When I pulled up at the farmhouse in Le Monteil, the owners were mending a gap in the fence through which Gaspard the donkey had escaped. There was a freshly planted vegetable garden, varnish drying on a newly finished open-air kitchen, and a gleaming white dome, like a mushroom growing on a wooden platform. An overexcited puppy cannoned about the yard, scattering chickens.
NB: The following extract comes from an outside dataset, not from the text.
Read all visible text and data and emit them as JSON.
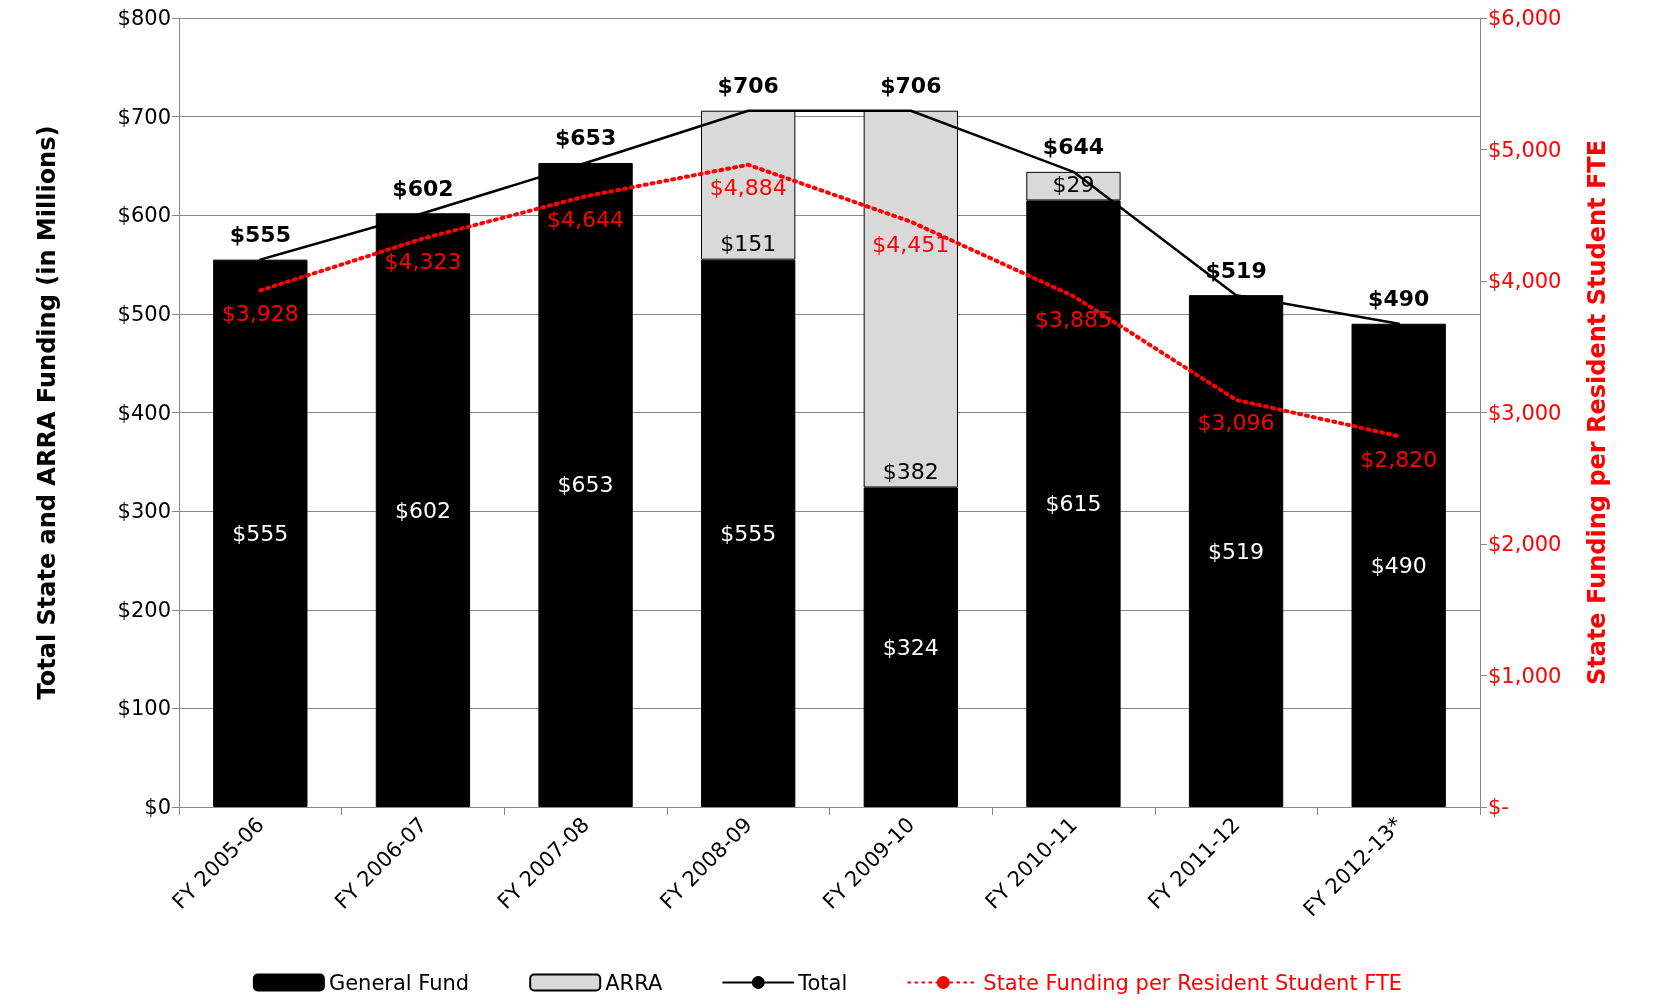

Until a little over a year ago, Charley Tysler and Calum O’Connor were both helicopter fighter pilots in the navy. She was invalided out and he decided not to renew his contract so they could embark together on a challenge that must at times have made dodging missiles from enemy submarines seem like a lark. Injury or no, they have worked ferociously hard to create an idyllic set-up for visitors on their smallholding. They built the outdoor kitchen by hand with the rubble of a collapsed barn. With the help of three Tamworth pigs, they cleared an acre of brambles that had grown to head-height. Once the brambles were gone, enormous boulders were revealed, scattered across the farm like giant prehistoric marbles.
The dome where guests sleep nestles behind these rocks, a little way from the farmhouse. Inside it has a log-burning stove and a wide curved window from which you can gaze across meadows and rolling broadleaf forest. I may as well admit it, this holiday is not to be confused with camping. You get to sit on an actual sofa, sleep in a proper bed and shower in a bathroom (purpose-built, close to the farmhouse). When you wake in the morning, you can hear nothing but birdsong and your shoes are dry. There are two kitchens, one indoors and one open to the sky. There is also a big iron grill as fresh air tends to bring out a compulsion to cook slabs of meat over burning embers in even the most hardened city dwellers.
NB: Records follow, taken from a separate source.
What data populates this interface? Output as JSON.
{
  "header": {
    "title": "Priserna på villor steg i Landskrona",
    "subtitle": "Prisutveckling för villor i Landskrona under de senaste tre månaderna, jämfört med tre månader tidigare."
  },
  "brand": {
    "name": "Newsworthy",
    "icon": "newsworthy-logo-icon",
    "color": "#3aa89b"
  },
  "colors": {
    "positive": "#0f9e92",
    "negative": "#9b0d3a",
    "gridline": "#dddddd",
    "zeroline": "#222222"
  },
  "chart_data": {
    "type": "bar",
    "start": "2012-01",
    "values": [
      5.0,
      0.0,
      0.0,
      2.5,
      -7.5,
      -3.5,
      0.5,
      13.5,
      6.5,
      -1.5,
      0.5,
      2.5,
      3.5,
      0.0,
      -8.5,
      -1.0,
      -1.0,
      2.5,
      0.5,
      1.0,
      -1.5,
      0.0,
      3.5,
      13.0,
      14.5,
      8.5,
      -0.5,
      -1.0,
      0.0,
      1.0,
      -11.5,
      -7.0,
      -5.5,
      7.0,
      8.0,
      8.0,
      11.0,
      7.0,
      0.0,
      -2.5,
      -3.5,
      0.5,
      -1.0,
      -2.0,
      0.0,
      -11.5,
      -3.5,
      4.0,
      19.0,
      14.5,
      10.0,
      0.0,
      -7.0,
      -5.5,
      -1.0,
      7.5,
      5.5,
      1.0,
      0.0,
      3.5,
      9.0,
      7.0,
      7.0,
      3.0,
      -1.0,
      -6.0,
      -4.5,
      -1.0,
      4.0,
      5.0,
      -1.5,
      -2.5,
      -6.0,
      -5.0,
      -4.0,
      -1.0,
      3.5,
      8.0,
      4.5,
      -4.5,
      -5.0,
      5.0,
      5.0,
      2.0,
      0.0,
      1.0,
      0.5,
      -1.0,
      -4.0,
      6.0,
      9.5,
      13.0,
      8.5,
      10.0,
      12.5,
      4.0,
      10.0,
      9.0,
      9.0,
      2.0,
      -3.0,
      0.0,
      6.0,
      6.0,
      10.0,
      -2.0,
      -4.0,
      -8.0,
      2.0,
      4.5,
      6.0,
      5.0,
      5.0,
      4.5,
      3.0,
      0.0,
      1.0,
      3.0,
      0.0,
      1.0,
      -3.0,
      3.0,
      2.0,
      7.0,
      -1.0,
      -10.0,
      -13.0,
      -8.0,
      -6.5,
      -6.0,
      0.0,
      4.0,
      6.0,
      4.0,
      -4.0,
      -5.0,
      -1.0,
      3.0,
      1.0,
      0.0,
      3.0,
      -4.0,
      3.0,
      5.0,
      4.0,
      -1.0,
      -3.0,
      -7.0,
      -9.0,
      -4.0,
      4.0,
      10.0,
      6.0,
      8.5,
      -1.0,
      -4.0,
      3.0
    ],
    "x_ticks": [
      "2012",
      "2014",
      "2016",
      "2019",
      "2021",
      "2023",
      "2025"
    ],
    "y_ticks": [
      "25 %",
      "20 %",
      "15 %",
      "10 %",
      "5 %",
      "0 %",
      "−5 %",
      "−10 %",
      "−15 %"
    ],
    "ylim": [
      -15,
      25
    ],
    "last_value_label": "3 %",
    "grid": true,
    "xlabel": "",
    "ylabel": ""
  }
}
Nestling between another massive boulder and a group of apple trees, Charley and Calum have installed a Japanese-style hot tub. The water is pumped through a wood burner and my cousin Abbie and I lolled in a fragrant casket of piping hot water, restoring our tired limbs to pink plumpness, drinking rosé and feasting our eyes on the view of rolling hills.
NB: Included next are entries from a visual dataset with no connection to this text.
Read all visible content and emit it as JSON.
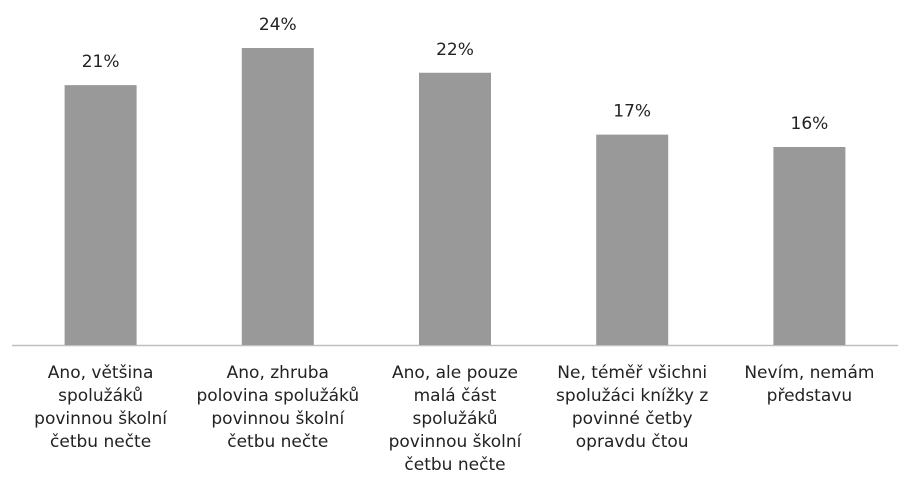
{
  "chart_data": {
    "type": "bar",
    "categories": [
      "Ano, většina spolužáků povinnou školní četbu nečte",
      "Ano, zhruba polovina spolužáků povinnou školní četbu nečte",
      "Ano, ale pouze malá část spolužáků povinnou školní četbu nečte",
      "Ne, téměř všichni spolužáci knížky z povinné četby opravdu čtou",
      "Nevím, nemám představu"
    ],
    "values": [
      21,
      24,
      22,
      17,
      16
    ],
    "value_labels": [
      "21%",
      "24%",
      "22%",
      "17%",
      "16%"
    ],
    "color": "#999999"
  }
}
Le Monteil is a place to indulge your fantasies of moving to a gorgeous, empty part of France (45 minutes from the nearest TGV line to Paris) and trying out a bit of rural self-sufficiency. It will be interesting to see which give the hosts more trouble – demanding glamping guests or livestock. During our visit, a cute striped wild boar piglet broke into the Tamworths’ enclosure, and had to be caught before its much bigger and not at all cute parents came looking for it, and smashed the fence down.
You can walk for miles from Le Monteil, through deciduous woodland, and along tracks and roads where you won’t meet a soul. You will pass through hamlets where one or two properties have been done up as gîtes, but many more appear to be empty – triggering more fantasies of moving to rural France.
“This one’s what I’d call a project,” cried Abbie, as we passed a collapsed shed with three walls and a tin roof. We wandered until we were thoroughly lost, and called at the only house for miles around to ask for directions. It was a lovely, rangy old château, with rooms over two floors under a tiled roof. When we later discovered that the place was on the market for €160,000 (£140,600), it was as good as mine.
This part of central France is cattle country, but it is also famous for its population of wolves. Around 15 minutes’ drive from Le Monteil is the forest of Chabrières, where packs of wolves roam. Visitors can look out of wooden hides and watch them at play, while they watch you right back, with those spooky yellow eyes, or do some spontaneous howling (the wolves, too).
After a short drive south, we picked our way along a wide stretch of river at the Thauron gorge, where the resistance blew up a stone bridge to hamper the progress of the German army during the second world war. The stump of the bridge remains, a sturdy memory of defiance (we aren’t all that far from Vichy). In Faux-la-Montagne, half an hour’s drive south, the Clamouzat megalithic rocks stand in ancient woodland. A gentle climb is repaid with a breathtaking view across unspoiled valleys, a silent, enchanted place of oaks, ferns and lichens.
The medieval town of Bourganeuf must have featured in numerous classic French films: there is the well preserved château, the church on the cobbled main square, the familiar bar with bright red paintwork on the corner, and the barmaid with attitude. Opposite the funeral parlour is the butcher, wonderfully named Aux Délices des 4 P’tits Cochons, famed for sauerkraut and, should you be in need of something to put on the grill, sausages.
However, as you are not really camping, you are allowed to drive 10 minutes down the road to the pretty village of La Chapelle-Taillefert where, unusually for rural France, many houses are being restored, apparently for living in. L’Influence restaurant is quite unexpected, it has an unfussy white interior with simple tiled floor, and locally sourced dishes. Tête de veau was top of the menu. On our afternoon walk we had passed small herds of red or white cattle grazing in meadows, their big-eyed calves chewing buttercups, and we wondered whether we could face eating beef. It wasn’t as hard as we thought.